È scomparso a Napoli, all'età di settanta anni, Gianfranco Caliendo, storica voce e frontman de Il Giardino dei Semplici. Il musicista napoletano, chitarrista e autore, ha rappresentato per decenni un'anima creativa e riconoscibile della musica leggera italiana, lasciando un segno profondo nel panorama musicale nazionale.
La notizia della sua morte è stata annunciata dal figlio Tiziano con un messaggio carico di emozione sui social: "Ciao, papà. Ti aspetta il concerto più bello. Sarà meraviglioso. Sarà perfetto. Il palco è tuo. E ci sarà un pubblico infinito ad applaudirti.
Tu, per me, rivivrai ogni volta che ascolteremo la tua voce e la tua musica. Ti voglio bene, Capellone I funerali di Caliendo si terranno oggi, 1 aprile, alle ore 17:00, nella chiesa di Sant'Antonio di Fuorigrotta.
Il Giardino dei Semplici: successi e innovazione
Il Giardino dei Semplici, fondato nel 1974 a Napoli da Caliendo insieme al batterista Gianni Averardi, a cui si unirono poi Andrea Arcella e Luciano Liguori, ha segnato la scena musicale italiana con una carriera straordinaria.
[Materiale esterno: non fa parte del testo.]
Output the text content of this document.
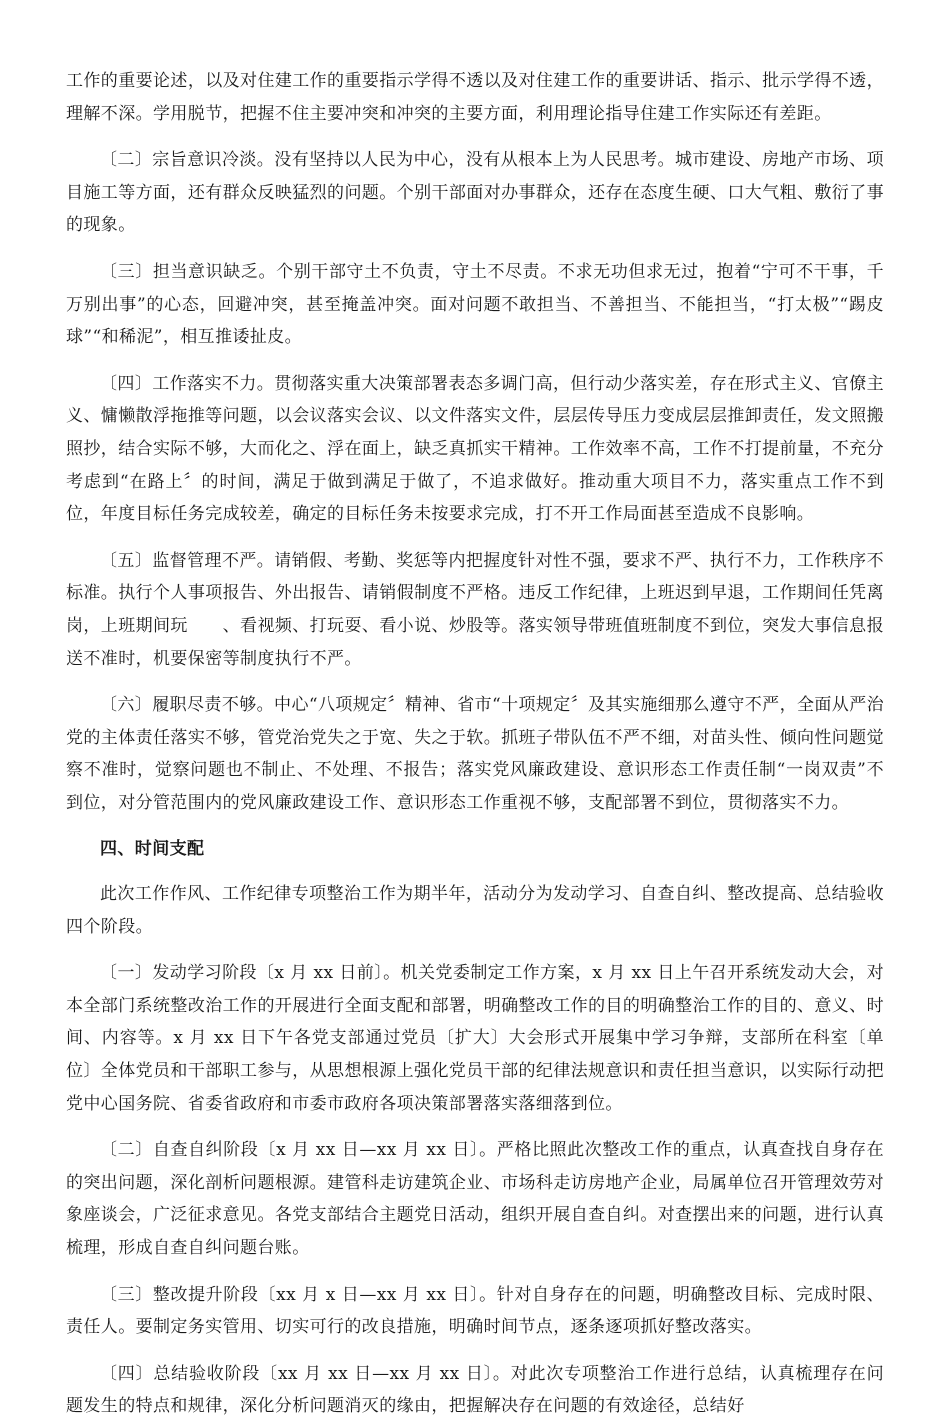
工作的重要论述，以及对住建工作的重要指示学得不透以及对住建工作的重要讲话、指示、批示学得不透，理解不深。学用脱节，把握不住主要冲突和冲突的主要方面，利用理论指导住建工作实际还有差距。

〔二〕宗旨意识冷淡。没有坚持以人民为中心，没有从根本上为人民思考。城市建设、房地产市场、项目施工等方面，还有群众反映猛烈的问题。个别干部面对办事群众，还存在态度生硬、口大气粗、敷衍了事的现象。

〔三〕担当意识缺乏。个别干部守土不负责，守土不尽责。不求无功但求无过，抱着“宁可不干事，千万别出事”的心态，回避冲突，甚至掩盖冲突。面对问题不敢担当、不善担当、不能担当，“打太极”“踢皮球”“和稀泥”，相互推诿扯皮。

〔四〕工作落实不力。贯彻落实重大决策部署表态多调门高，但行动少落实差，存在形式主义、官僚主义、慵懒散浮拖推等问题，以会议落实会议、以文件落实文件，层层传导压力变成层层推卸责任，发文照搬照抄，结合实际不够，大而化之、浮在面上，缺乏真抓实干精神。工作效率不高，工作不打提前量，不充分考虑到“在路上〞的时间，满足于做到满足于做了，不追求做好。推动重大项目不力，落实重点工作不到位，年度目标任务完成较差，确定的目标任务未按要求完成，打不开工作局面甚至造成不良影响。

〔五〕监督管理不严。请销假、考勤、奖惩等内把握度针对性不强，要求不严、执行不力，工作秩序不标准。执行个人事项报告、外出报告、请销假制度不严格。违反工作纪律，上班迟到早退，工作期间任凭离岗，上班期间玩　　、看视频、打玩耍、看小说、炒股等。落实领导带班值班制度不到位，突发大事信息报送不准时，机要保密等制度执行不严。

〔六〕履职尽责不够。中心“八项规定〞精神、省市“十项规定〞及其实施细那么遵守不严，全面从严治党的主体责任落实不够，管党治党失之于宽、失之于软。抓班子带队伍不严不细，对苗头性、倾向性问题觉察不准时，觉察问题也不制止、不处理、不报告；落实党风廉政建设、意识形态工作责任制“一岗双责”不到位，对分管范围内的党风廉政建设工作、意识形态工作重视不够，支配部署不到位，贯彻落实不力。

四、时间支配

此次工作作风、工作纪律专项整治工作为期半年，活动分为发动学习、自查自纠、整改提高、总结验收四个阶段。

〔一〕发动学习阶段〔x 月 xx 日前〕。机关党委制定工作方案，x 月 xx 日上午召开系统发动大会，对本全部门系统整改治工作的开展进行全面支配和部署，明确整改工作的目的明确整治工作的目的、意义、时间、内容等。x 月 xx 日下午各党支部通过党员〔扩大〕大会形式开展集中学习争辩，支部所在科室〔单位〕全体党员和干部职工参与，从思想根源上强化党员干部的纪律法规意识和责任担当意识，以实际行动把党中心国务院、省委省政府和市委市政府各项决策部署落实落细落到位。

〔二〕自查自纠阶段〔x 月 xx 日—xx 月 xx 日〕。严格比照此次整改工作的重点，认真查找自身存在的突出问题，深化剖析问题根源。建管科走访建筑企业、市场科走访房地产企业，局属单位召开管理效劳对象座谈会，广泛征求意见。各党支部结合主题党日活动，组织开展自查自纠。对查摆出来的问题，进行认真梳理，形成自查自纠问题台账。

〔三〕整改提升阶段〔xx 月 x 日—xx 月 xx 日〕。针对自身存在的问题，明确整改目标、完成时限、责任人。要制定务实管用、切实可行的改良措施，明确时间节点，逐条逐项抓好整改落实。

〔四〕总结验收阶段〔xx 月 xx 日—xx 月 xx 日〕。对此次专项整治工作进行总结，认真梳理存在问题发生的特点和规律，深化分析问题消灭的缘由，把握解决存在问题的有效途径，总结好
Il gruppo ha pubblicato quattordici album, realizzato oltre duemila concerti e venduto ben quattro milioni di copie. La band si è distinta per la sua capacità di mescolare la melodia italiana con molteplici influenze musicali, dando vita a successi intramontabili come 'M’innamorai', 'Tu, ca nun chiagne', 'Vai', 'Miele', 'Concerto in La Minore', 'Silvie' e '...E amiamoci'.
Caliendo fu il protagonista del periodo d’oro del gruppo, a cavallo tra la fine degli anni Settanta e i primi Ottanta, guidando la formazione anche attraverso momenti complessi. Tra questi, si ricorda il grave incidente stradale del 1977, avvenuto poco prima della partecipazione al Festival di Sanremo con il brano 'Miele'. Nonostante l'infortunio, la band salì comunque sul palco del Teatro Ariston, confermando il proprio status tra le realtà più amate dal pubblico italiano.
Un percorso artistico tra tradizione e sperimentazione
Autore prolifico, Gianfranco Caliendo fu determinante nell’evoluzione stilistica del gruppo, dalla stagione pop di grande successo fino alle sperimentazioni legate al cosiddetto Neapolitan Power, mantenendo sempre una forte impronta melodica e romantica.
Negli anni Ottanta e Novanta, continuò a firmare gran parte dei brani del repertorio, contribuendo in modo significativo alla longevità artistica della band.
Nel 2012, dopo quasi quarant’anni di attività con Il Giardino dei Semplici, Caliendo decise di intraprendere una carriera solista. Durante questo nuovo percorso, continuò a reinterpretare i successi storici del gruppo e a pubblicare nuovi lavori. Tra le sue opere più recenti figura anche l’autobiografia 'Memorie di un capellone. Luci ed ombre di un successo anni '70', pubblicata da Iacobelli editore nel 2021, in cui ripercorreva la sua lunga e intensa esperienza musicale.
Le origini e l'impegno nella formazione musicale
Nato a Firenze nel 1956, Gianfranco Caliendo era nipote del musicista napoletano Eduardo Caliendo, con il quale avviò i suoi studi musicali nel capoluogo campano.
Giovanissimo, nel 1969, dette forma al suo primo gruppo musicale, Gli Stars 69, a metà tra il Vomero e Arenella. Negli anni successivi, il complesso cambiò denominazione in I Diapason e poi in I Gung, esibendosi in vari contesti napoletani, fino all’incontro decisivo del 1974 con Gianni Averardi, che lo coinvolse nel progetto che avrebbe caratterizzato tutta la sua carriera artistica: Il Giardino dei Semplici.
Nel corso della sua vita, Caliendo non si limitò alla performance e alla composizione. Ha anche composto e prodotto per altri musicisti, fondato uno studio di registrazione, un’etichetta discografica e una scuola di musica, l’Accademia Caliendo, dove insegnava canto moderno, dimostrando un impegno costante nella diffusione e nell'insegnamento della musica.